South California experimented an interesting situation in the beaches at the Orange County. This morning, the entire shore was completely covered in thousands of tiny red crabs, that almost look like red shrimps, scientifically known as Pleuroncodes planipes.
These animals are from 1 to 3 inches long and this is not the first time swimmers, surfers, and lifeguards in the state of California have encountered some in the coast. For several years now, these tiny crabs are being found in Baja California, but the climatic circumstances and currents have changed enough to push them north.
A sporadic but popular phenomena
Boat captains and their teams noted the massive amount of these tiny crabs in the waters for a few weeks, but they never imagined they would end up covering the entire shore. The animals actually now are creating a carpeting effect and is quite a show for visitors. Local papers reported that a lot of people were coming to the beach just to take pictures of the shore.
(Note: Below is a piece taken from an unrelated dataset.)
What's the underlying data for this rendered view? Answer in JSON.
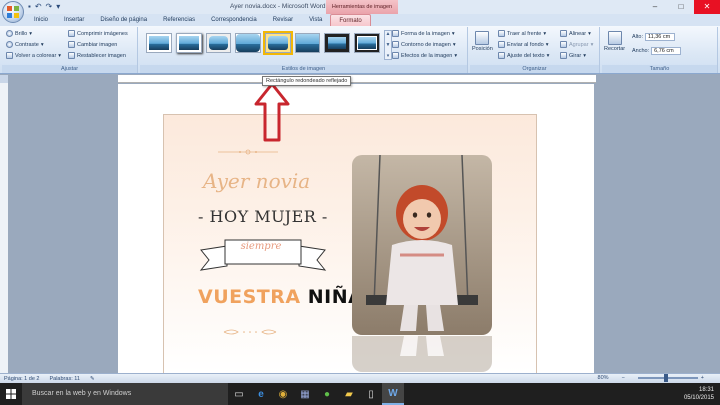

This effect is due to the climate change, mostly, but other factors may have some influence. What specialists in marine biology have said is that these type of animals usually migrate from water to water when their initial home is getting too warm. Since “El Niño” had relevant effect in the oceanic climate structure, it seems that southern waters in California are now too warm for the crabs, which pushes them north.
Actually, as a part of the climate changes in the world, researchers have found patches of warm water in areas of the deep ocean that are usually really cold, like “The Blob”, a patch formed in the Gulf of Alaska that is affecting the temperature in those waters.
Are they alive?
The warm water intrusion is pushing this large amount of crabs but they are still alive, according to Donna Kalez from Dana Wharf Sportfishing. In her analysis of the phenomena, she stated that once the animals get close to shore they don’t have other ways out than just wash on the shore, since they are not strong enough to swim back to the Surfline, considering the strength of the waves and tides.
The Scripps Institution of Oceanography at the University of California stated as well that these animals are going to keep covering the coastline further north if the water keeps getting this warm. The water masses and their features, such as temperature, movement, density and any other characteristics, have a profound influence on the trajectory of sea life in general and what is being seen in the coastline in California is the proof of it.